An outstanding feature of these Caves is that they are cut out in wonderful natural rocky landscapes and they are tourists delights any day. It is believed that the Uhuchukwu Cave , the Ulochukwu Abiama cave and the Long Juju cave (IbiniUkpabi) were once residences of Chukwu Abiama/Obioma-the-kind hearted deity that once wielded great powers of arbitration.
(e) There are numerous hospitality industries which are located all over the State. They include: Hotel Royale Damgrete, Eastern Comfort Hotels, Kenville Hotels, Ben Arries Resort, Binez Hotels, Ambassador Hotels, Enitona Hotels, Villa Roy Hotels, Empire Hotels to mention just a few. Additionally there are also fast food outlets like Mr Biggs, Crunchies, Bubbles, Hoeffersetc, numerous eating houses and other relaxation sports.
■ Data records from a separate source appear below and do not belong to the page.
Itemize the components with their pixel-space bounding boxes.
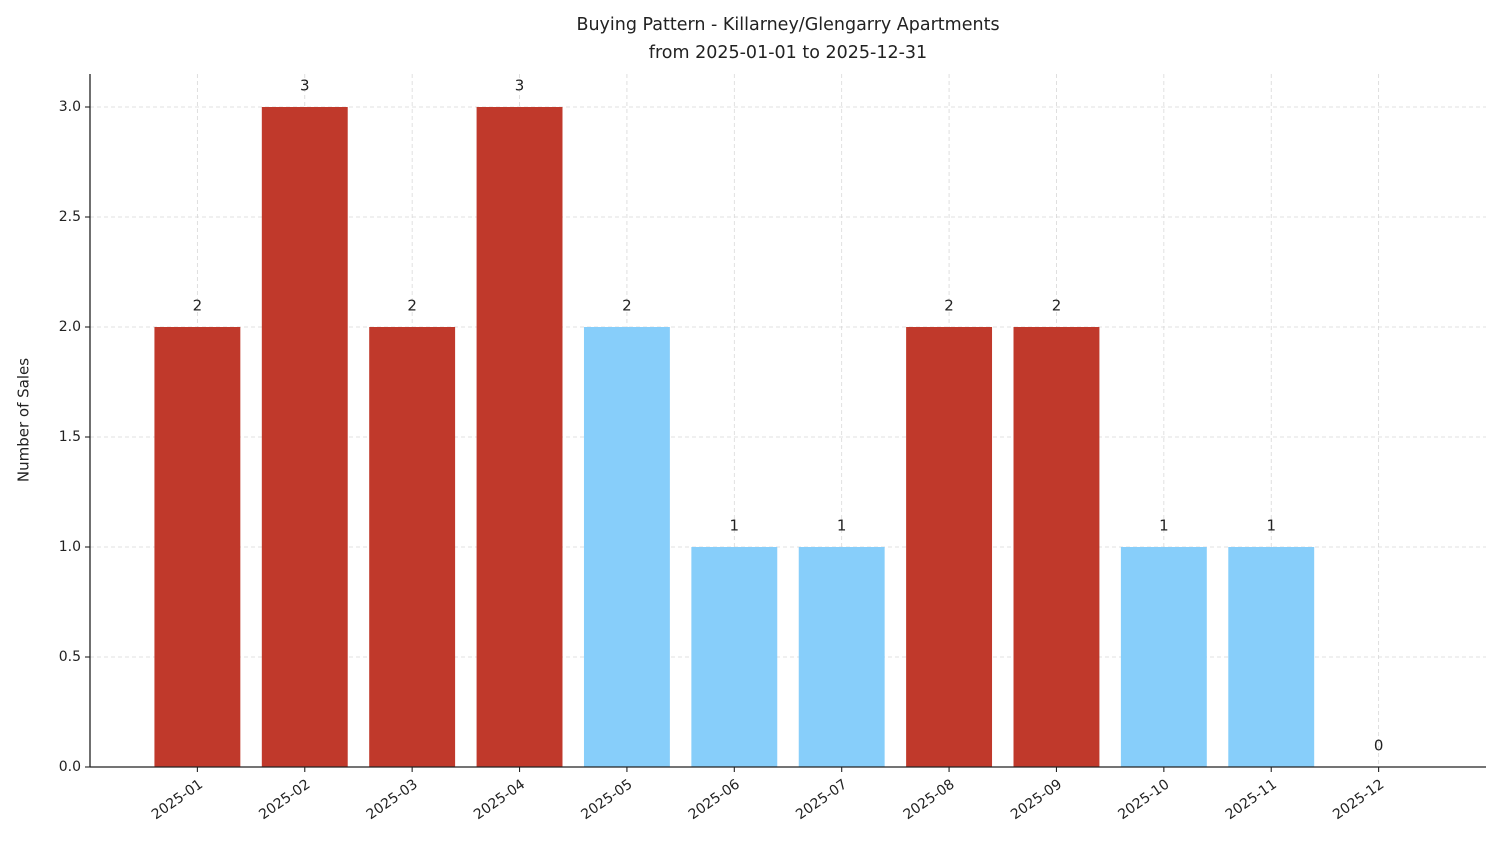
x-tick-label: 2025-09 bbox=[1008, 776, 1065, 823]
y-tick-label: 1.0 bbox=[59, 539, 81, 555]
x-tick-label: 2025-12 bbox=[1330, 776, 1387, 823]
bar bbox=[1228, 547, 1315, 767]
data-label: 1 bbox=[837, 517, 847, 535]
data-label: 3 bbox=[515, 77, 525, 95]
y-tick-label: 1.5 bbox=[59, 429, 81, 445]
bar bbox=[798, 547, 885, 767]
chart-title: Buying Pattern - Killarney/Glengarry Apa… bbox=[576, 15, 999, 35]
x-tick-label: 2025-08 bbox=[901, 776, 958, 823]
data-label: 2 bbox=[193, 297, 203, 315]
bar bbox=[261, 107, 348, 767]
x-tick-label: 2025-10 bbox=[1115, 776, 1172, 823]
x-tick-label: 2025-06 bbox=[686, 776, 743, 823]
x-tick-label: 2025-07 bbox=[793, 776, 850, 823]
bar bbox=[1120, 547, 1207, 767]
bar bbox=[1013, 327, 1100, 767]
x-tick-label: 2025-11 bbox=[1223, 776, 1280, 823]
data-label: 1 bbox=[1266, 517, 1276, 535]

(f) The State boasts of a large variety of traditional Festivals/dances in virtually all the autonomous communities in the State. These are celebrated at various seasons in the year. Officially, there is the State-owned Ugwuabia Festival. Ugwuabia (the pride of Abia) festival is a grassroot festival where all the LGAs in the State come to showcase the best of all their culture in a carnival.
(g) The National War Museum and Ojukwu Bunker in Umuahia: These are Federal Government Establishments that contain the relics of the Nigerian Civil War. These relics are constant reminders of the evils of war. The museum serves as a research centre.
(h)The Museum of Colonial History in Aba: This is also a Federal Government Establishment which houses the history of the evolution of the Nigerian State from pre-colonial, colonial and present times. It also serves as a research centre.
The development and practice of tourism is capital intensive which requires the active participation of both the public and capital sectors. Abia State Government under the present administration of His Excellency Dr T. A. Orji (Ochendo) is trying its possible best in collaborating with the private sector / investors to place Abia tourism as a strong revenue base for the State and tourists destination.